Plus détendue d’un point de vue social, mais encore moins respirable qu’avant d’un point de vue politique, la capitale est une ville aliénée. On s’y réjouit volontiers de l’octroi aux femmes du droit de conduire, la grande réforme de 2018. Mais on se mure dans le silence à la simple évocation de Jamal Khashoggi, le journaliste assassiné en octobre 2018 dans le consulat saoudien d’Istanbul (Turquie), et des militantes féministes soumises à la torture en prison. Deux opérations sordides, sur laquelle plane l’ombre de « MBS » et de ses sbires, notamment Saoud Al-Qahtani, l’inquisiteur en chef de la couronne, chargé de la surveillance des réseaux sociaux et de la répression de tous les mal-pensants.
« Les gens n’ont pas peur, ils ont très peur, confie un contact saoudien, sous le couvert de l’anonymat. Dans les années 2000, on débattait de presque tout. Mais à partir de 2011, l’espace d’expression s’est restreint. Et aujourd’hui, avec les événements des derniers mois, les gens sont tétanisés. Plus personne n’ose contredire le pouvoir ou pointer ses erreurs. C’est dangereux. »

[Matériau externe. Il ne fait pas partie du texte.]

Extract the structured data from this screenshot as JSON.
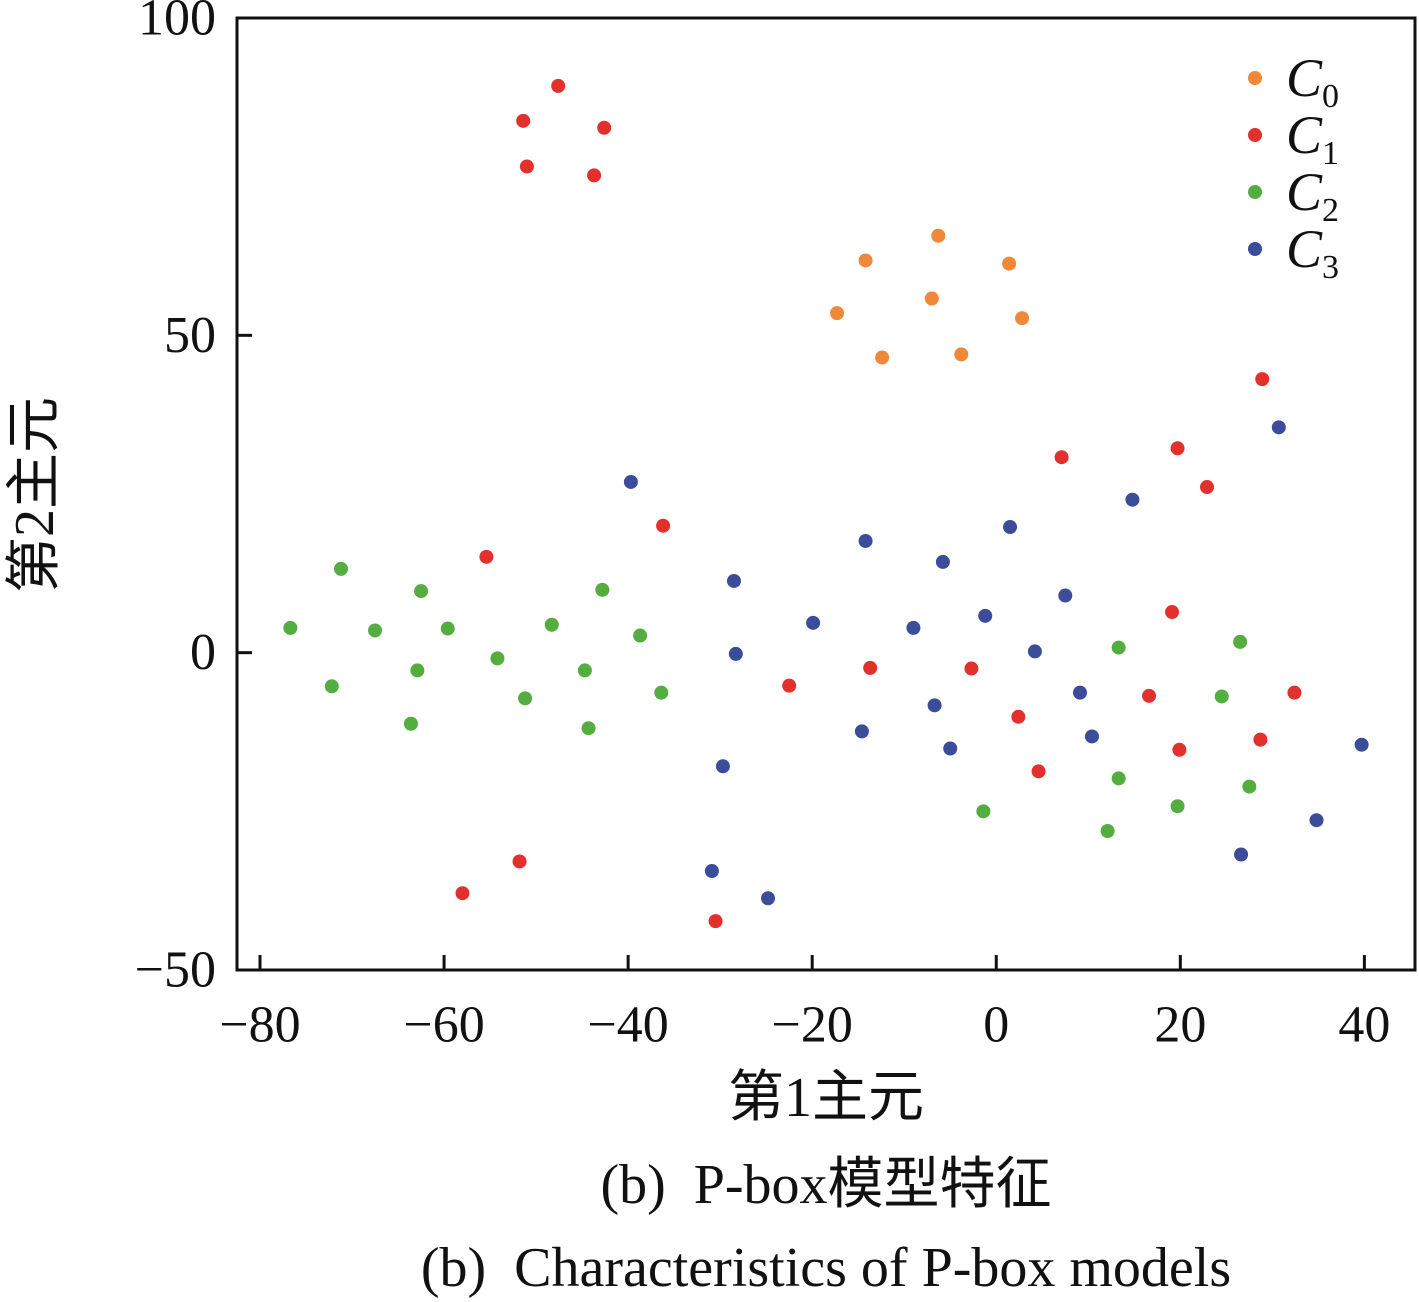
{
  "chart_data": {
    "type": "scatter",
    "xlabel": "第1主元",
    "ylabel": "第2主元",
    "xlim": [
      -82.5,
      45.5
    ],
    "ylim": [
      -50,
      100
    ],
    "xticks": [
      -80,
      -60,
      -40,
      -20,
      0,
      20,
      40
    ],
    "xtick_labels": [
      "−80",
      "−60",
      "−40",
      "−20",
      "0",
      "20",
      "40"
    ],
    "yticks": [
      -50,
      0,
      50,
      100
    ],
    "ytick_labels": [
      "−50",
      "0",
      "50",
      "100"
    ],
    "grid": false,
    "legend": "top-right",
    "series": [
      {
        "name": "C0",
        "color": "#f0883a",
        "x": [
          -6.3,
          -14.2,
          1.4,
          -7.0,
          -17.3,
          2.8,
          -12.4,
          -3.8
        ],
        "y": [
          65.7,
          61.8,
          61.3,
          55.8,
          53.5,
          52.7,
          46.5,
          47.0
        ]
      },
      {
        "name": "C1",
        "color": "#e2302d",
        "x": [
          -47.6,
          -51.4,
          -42.6,
          -51.0,
          -43.7,
          28.9,
          19.7,
          7.1,
          22.9,
          -36.2,
          -55.4,
          19.1,
          -13.7,
          -2.7,
          -22.5,
          16.6,
          32.4,
          2.4,
          28.7,
          19.9,
          4.6,
          -51.8,
          -58.0,
          -30.5
        ],
        "y": [
          89.3,
          83.8,
          82.7,
          76.6,
          75.2,
          43.1,
          32.2,
          30.8,
          26.1,
          20.0,
          15.1,
          6.4,
          -2.4,
          -2.5,
          -5.2,
          -6.8,
          -6.3,
          -10.1,
          -13.7,
          -15.3,
          -18.7,
          -32.9,
          -37.9,
          -42.3
        ]
      },
      {
        "name": "C2",
        "color": "#54ad3f",
        "x": [
          -76.7,
          -71.2,
          -72.2,
          -67.5,
          -62.5,
          -62.9,
          -63.6,
          -59.6,
          -54.2,
          -51.2,
          -48.3,
          -44.7,
          -44.3,
          -42.8,
          -38.7,
          -36.4,
          13.3,
          26.5,
          24.5,
          13.3,
          27.5,
          19.7,
          -1.4,
          12.1
        ],
        "y": [
          3.9,
          13.2,
          -5.3,
          3.5,
          9.7,
          -2.8,
          -11.2,
          3.8,
          -0.9,
          -7.2,
          4.4,
          -2.8,
          -11.9,
          9.9,
          2.7,
          -6.3,
          0.8,
          1.7,
          -6.9,
          -19.8,
          -21.1,
          -24.2,
          -25.0,
          -28.1
        ]
      },
      {
        "name": "C3",
        "color": "#3b4c9b",
        "x": [
          30.7,
          14.8,
          -39.7,
          1.5,
          -14.2,
          -5.8,
          -28.5,
          7.5,
          -1.2,
          -19.9,
          -9.0,
          -28.3,
          4.2,
          9.1,
          -6.7,
          -14.6,
          10.4,
          -5.0,
          39.7,
          -29.7,
          34.8,
          26.6,
          -30.9,
          -24.8
        ],
        "y": [
          35.5,
          24.1,
          26.9,
          19.8,
          17.6,
          14.3,
          11.3,
          9.0,
          5.8,
          4.7,
          3.9,
          -0.2,
          0.2,
          -6.3,
          -8.3,
          -12.4,
          -13.2,
          -15.1,
          -14.5,
          -17.9,
          -26.4,
          -31.8,
          -34.4,
          -38.7
        ]
      }
    ]
  },
  "caption": {
    "zh": "(b)  P-box模型特征",
    "en": "(b)  Characteristics of P-box models"
  }
}
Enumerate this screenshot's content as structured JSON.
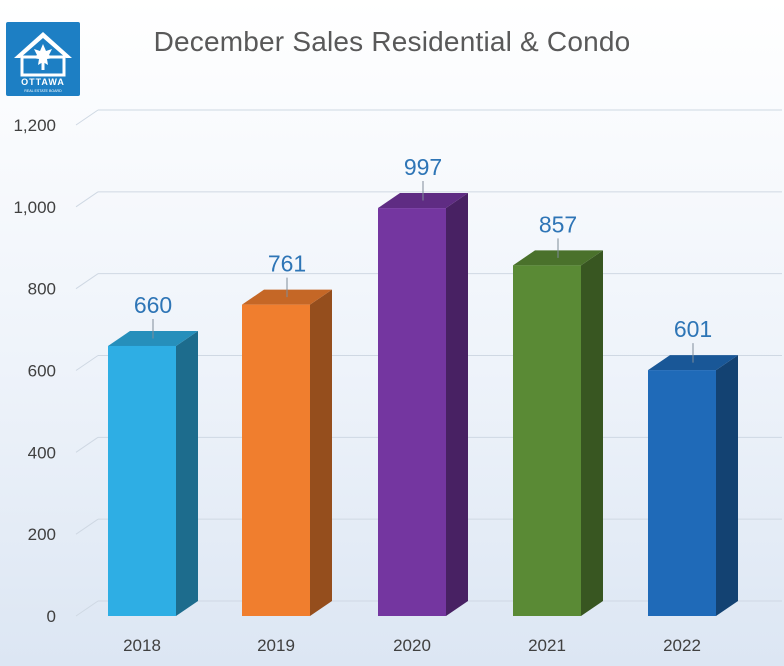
{
  "logo": {
    "icon": "ottawa-real-estate-board-logo",
    "text": "OTTAWA",
    "subtext": "REAL ESTATE BOARD"
  },
  "colors": {
    "2018": "#2eaee4",
    "2019": "#f07e2e",
    "2020": "#7436a0",
    "2021": "#5a8a35",
    "2022": "#1f6ab8",
    "data_label": "#2e75b6",
    "axis_text": "#404040",
    "grid": "#cfd8e3"
  },
  "chart_data": {
    "type": "bar",
    "title": "December Sales Residential & Condo",
    "categories": [
      "2018",
      "2019",
      "2020",
      "2021",
      "2022"
    ],
    "values": [
      660,
      761,
      997,
      857,
      601
    ],
    "data_labels": [
      "660",
      "761",
      "997",
      "857",
      "601"
    ],
    "xlabel": "",
    "ylabel": "",
    "ylim": [
      0,
      1200
    ],
    "yticks": [
      0,
      200,
      400,
      600,
      800,
      1000,
      1200
    ],
    "ytick_labels": [
      "0",
      "200",
      "400",
      "600",
      "800",
      "1,000",
      "1,200"
    ],
    "grid": true,
    "legend": "none",
    "style": "3d-column"
  }
}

Avenue Tahlia, les Champs-Elysées de Riyad, mi-janvier. Des hommes s’attablent à la terrasse d’un restaurant, devant un écran de télévision dressé en prévision du match entre l’Arabie saoudite et le Qatar, en Coupe d’Asie de football. Un groupe de six jeunes femmes prend place, indifférentes au serveur qui leur demande de s’installer à l’intérieur, l’espace réservé aux membres du sexe féminin. « On veut fumer », explique Noura, qui sort de la salle de fitness où elle travaille comme coach.
Aucune d’entre elles ne porte le niqab (voile intégral) ou même le hijab (foulard simple). Certaines ont les cheveux à l’air, d’autres les ont couverts d’un châle ou d’une capuche de sweat-shirt. Pendant une heure, les six copines discutent et rigolent, la cigarette aux lèvres, sans s’attirer la moindre remarque des autres clients du restaurant. « Une scène pareille était impensable il y a un ou deux ans, s’enthousiasme le patron des lieux, un expatrié libanais. Encore quelques années et ce sera Dubaï ici. »

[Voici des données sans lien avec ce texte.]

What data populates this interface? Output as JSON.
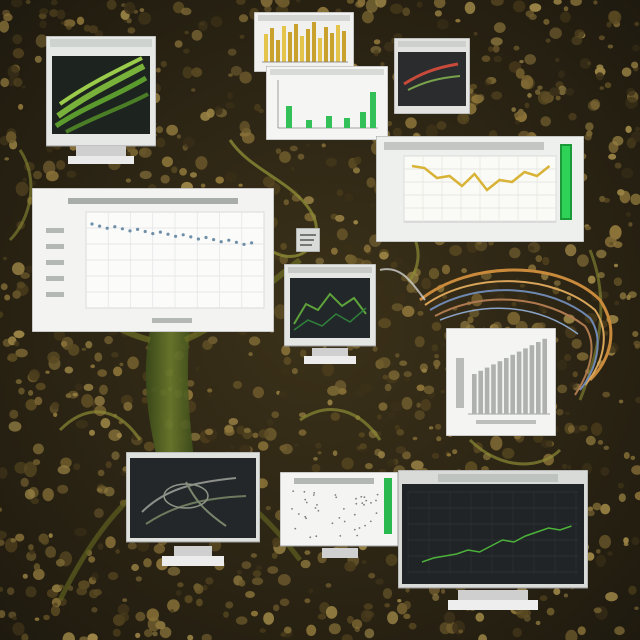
{
  "scene": {
    "description_kind": "illustration",
    "palette": {
      "background": "#2a2314",
      "pebble_dark": "#3b3018",
      "pebble_mid": "#6d5a2c",
      "pebble_light": "#9a8345",
      "vine": "#7d7a2a",
      "wire_orange": "#c98a3c",
      "wire_blue": "#6e88b2",
      "panel_white": "#e9ece9",
      "chart_green": "#34c75a",
      "chart_yellow": "#d7b63a",
      "screen_dark": "#1f2225"
    }
  },
  "panels": [
    {
      "id": "p1",
      "kind": "dark-screen-green-swirls"
    },
    {
      "id": "p2",
      "kind": "yellow-bar-card"
    },
    {
      "id": "p3",
      "kind": "green-bar-card"
    },
    {
      "id": "p4",
      "kind": "dark-photo-card"
    },
    {
      "id": "p5",
      "kind": "yellow-line-chart"
    },
    {
      "id": "p6",
      "kind": "gridded-scatter-chart"
    },
    {
      "id": "p7",
      "kind": "small-note"
    },
    {
      "id": "p8",
      "kind": "dark-monitor-lines"
    },
    {
      "id": "p9",
      "kind": "gray-bar-chart"
    },
    {
      "id": "p10",
      "kind": "dark-monitor-lines"
    },
    {
      "id": "p11",
      "kind": "white-scatter-card"
    },
    {
      "id": "p12",
      "kind": "dark-monitor-green-line"
    }
  ]
}
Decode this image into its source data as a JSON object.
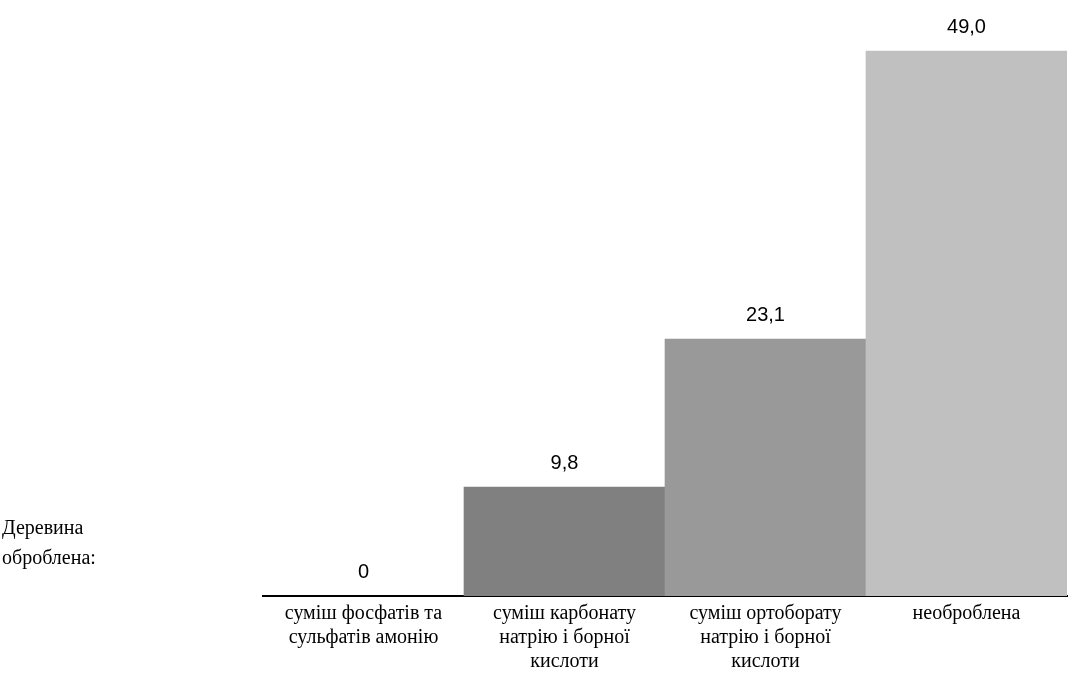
{
  "chart_data": {
    "type": "bar",
    "annotations": [
      "Деревина оброблена:"
    ],
    "categories": [
      "суміш фосфатів та сульфатів амонію",
      "суміш карбонату натрію і борної кислоти",
      "суміш ортоборату натрію і борної кислоти",
      "необроблена"
    ],
    "values": [
      0,
      9.8,
      23.1,
      49.0
    ],
    "colors": [
      "#000000",
      "#808080",
      "#999999",
      "#c0c0c0"
    ],
    "value_labels": [
      "0",
      "9,8",
      "23,1",
      "49,0"
    ],
    "grid": false,
    "legend": false
  }
}
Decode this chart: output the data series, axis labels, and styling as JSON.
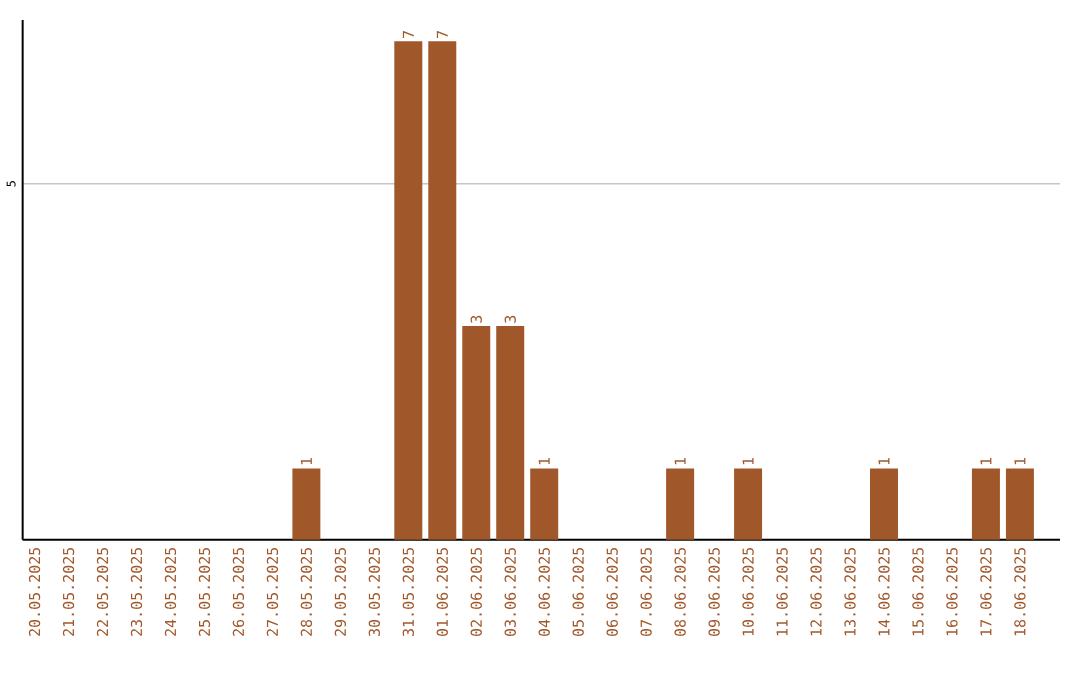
{
  "chart_data": {
    "type": "bar",
    "categories": [
      "20.05.2025",
      "21.05.2025",
      "22.05.2025",
      "23.05.2025",
      "24.05.2025",
      "25.05.2025",
      "26.05.2025",
      "27.05.2025",
      "28.05.2025",
      "29.05.2025",
      "30.05.2025",
      "31.05.2025",
      "01.06.2025",
      "02.06.2025",
      "03.06.2025",
      "04.06.2025",
      "05.06.2025",
      "06.06.2025",
      "07.06.2025",
      "08.06.2025",
      "09.06.2025",
      "10.06.2025",
      "11.06.2025",
      "12.06.2025",
      "13.06.2025",
      "14.06.2025",
      "15.06.2025",
      "16.06.2025",
      "17.06.2025",
      "18.06.2025"
    ],
    "values": [
      0,
      0,
      0,
      0,
      0,
      0,
      0,
      0,
      1,
      0,
      0,
      7,
      7,
      3,
      3,
      1,
      0,
      0,
      0,
      1,
      0,
      1,
      0,
      0,
      0,
      1,
      0,
      0,
      1,
      1
    ],
    "value_labels": [
      null,
      null,
      null,
      null,
      null,
      null,
      null,
      null,
      "1",
      null,
      null,
      "7",
      "7",
      "3",
      "3",
      "1",
      null,
      null,
      null,
      "1",
      null,
      "1",
      null,
      null,
      null,
      "1",
      null,
      null,
      "1",
      "1"
    ],
    "color": "#a0572a",
    "ylim": [
      0,
      7.3
    ],
    "yticks": [
      5
    ],
    "grid": "y"
  }
}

A rebours de la morale wahhabite
Cette métamorphose n’est pas pour demain. Riyad reste une ville ultraconservatrice, austère, étouffante en bien des aspects pour le nouveau venu. Mais pour les habitués, les indices de changements sont immanquables. Le dernier en date, ce sont bien sûr ces femmes qui ont passé le permis et pris le volant, gagnant avec lui une forme de contrôle inédite sur leur existence.

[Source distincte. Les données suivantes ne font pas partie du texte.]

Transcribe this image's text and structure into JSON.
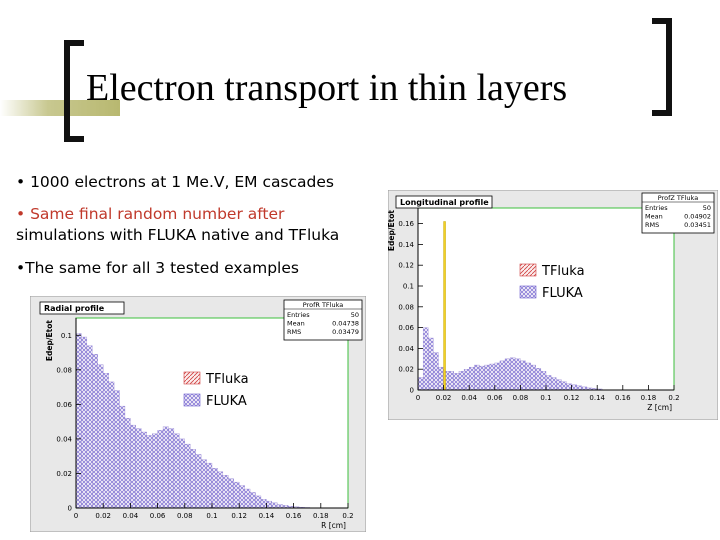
{
  "slide": {
    "title": "Electron transport in thin layers",
    "bullets": [
      "• 1000 electrons at 1 Me.V, EM cascades",
      "• Same final random number after",
      "simulations with FLUKA native and TFluka",
      "•The same for all 3 tested examples"
    ],
    "colors": {
      "accent_bar": "#b8b870",
      "bracket": "#111111",
      "highlight_text": "#c0392b"
    }
  },
  "chart_data": [
    {
      "type": "bar",
      "panel_label": "Radial profile",
      "stats_title": "ProfR TFluka",
      "stats": [
        [
          "Entries",
          "50"
        ],
        [
          "Mean",
          "0.04738"
        ],
        [
          "RMS",
          "0.03479"
        ]
      ],
      "ylabel": "Edep/Etot",
      "xlabel": "R [cm]",
      "xlim": [
        0,
        0.2
      ],
      "ylim": [
        0,
        0.11
      ],
      "xticks": [
        "0",
        "0.02",
        "0.04",
        "0.06",
        "0.08",
        "0.1",
        "0.12",
        "0.14",
        "0.16",
        "0.18",
        "0.2"
      ],
      "yticks": [
        [
          "0",
          "0"
        ],
        [
          "0.02",
          "0.02"
        ],
        [
          "0.04",
          "0.04"
        ],
        [
          "0.06",
          "0.06"
        ],
        [
          "0.08",
          "0.08"
        ],
        [
          "0.1",
          "0.1"
        ]
      ],
      "legend": [
        "TFluka",
        "FLUKA"
      ],
      "bin_width": 0.004,
      "values": [
        0.101,
        0.099,
        0.094,
        0.089,
        0.083,
        0.078,
        0.073,
        0.068,
        0.059,
        0.052,
        0.048,
        0.046,
        0.044,
        0.042,
        0.043,
        0.045,
        0.047,
        0.046,
        0.043,
        0.04,
        0.037,
        0.034,
        0.031,
        0.028,
        0.026,
        0.023,
        0.021,
        0.019,
        0.017,
        0.015,
        0.013,
        0.011,
        0.009,
        0.007,
        0.005,
        0.004,
        0.003,
        0.002,
        0.0015,
        0.001,
        0.0007,
        0.0005,
        0.0003,
        0.0002,
        0.0001,
        0.0001,
        0,
        0,
        0,
        0
      ]
    },
    {
      "type": "bar",
      "panel_label": "Longitudinal profile",
      "stats_title": "ProfZ TFluka",
      "stats": [
        [
          "Entries",
          "50"
        ],
        [
          "Mean",
          "0.04902"
        ],
        [
          "RMS",
          "0.03451"
        ]
      ],
      "ylabel": "Edep/Etot",
      "xlabel": "Z [cm]",
      "xlim": [
        0,
        0.2
      ],
      "ylim": [
        0,
        0.175
      ],
      "xticks": [
        "0",
        "0.02",
        "0.04",
        "0.06",
        "0.08",
        "0.1",
        "0.12",
        "0.14",
        "0.16",
        "0.18",
        "0.2"
      ],
      "yticks": [
        [
          "0",
          "0"
        ],
        [
          "0.02",
          "0.02"
        ],
        [
          "0.04",
          "0.04"
        ],
        [
          "0.06",
          "0.06"
        ],
        [
          "0.08",
          "0.08"
        ],
        [
          "0.1",
          "0.1"
        ],
        [
          "0.12",
          "0.12"
        ],
        [
          "0.14",
          "0.14"
        ],
        [
          "0.16",
          "0.16"
        ]
      ],
      "legend": [
        "TFluka",
        "FLUKA"
      ],
      "bin_width": 0.004,
      "values": [
        0.012,
        0.06,
        0.05,
        0.036,
        0.022,
        0.018,
        0.018,
        0.016,
        0.018,
        0.02,
        0.022,
        0.024,
        0.023,
        0.024,
        0.025,
        0.026,
        0.028,
        0.03,
        0.031,
        0.03,
        0.028,
        0.026,
        0.024,
        0.021,
        0.018,
        0.014,
        0.012,
        0.01,
        0.008,
        0.006,
        0.005,
        0.004,
        0.003,
        0.002,
        0.0015,
        0.001,
        0,
        0,
        0,
        0,
        0,
        0,
        0,
        0,
        0,
        0,
        0,
        0,
        0,
        0
      ],
      "spike_value": 0.162
    }
  ]
}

« Avant, pour sortir de chez moi, je devais m’assurer que le chauffeur que nous partageons avec deux autres familles était disponible, explique Noura Salem, une institutrice de 32 ans. C’était un casse-tête. L’alternative, c’était d’utiliser Uber, mais ça devenait très coûteux. Maintenant, avec ma petite voiture, je circule comme je veux. Je peux notamment participer à toutes les expositions qui m’intéressent », ajoute cette peintre amateur.
Autre indice de changement : les cafés en terrasse se multiplient, à rebours de la morale wahhabite, qui cantonne la vie sociale dans des espaces clos, préservés des regards étrangers. Le respect des heures de prière, durant lesquelles les magasins sont censés baisser leur rideau, est de moins en moins strict. Et la ségrégation entre les sexes, autre principe fondateur de l’Arabie saoudite, disparaît progressivement, notamment au travail, où les femmes sont de plus en plus nombreuses.
« Au début, on avait créé un espace pour nos employées, raconte le patron d’une entreprise de plus de 3 000 salariés, dont le personnel est à 20 % féminin alors qu’il y a cinq ans, il ne comptait pratiquement que des hommes. Et puis au bout de quelques mois, elles se sont dispersées dans leur service respectif, en se mélangeant avec leurs collègues masculins. Il y a parfois des contrecoups, des éléments très conservateurs qui portent plainte au ministère du travail. Mais généralement, on s’en sort. »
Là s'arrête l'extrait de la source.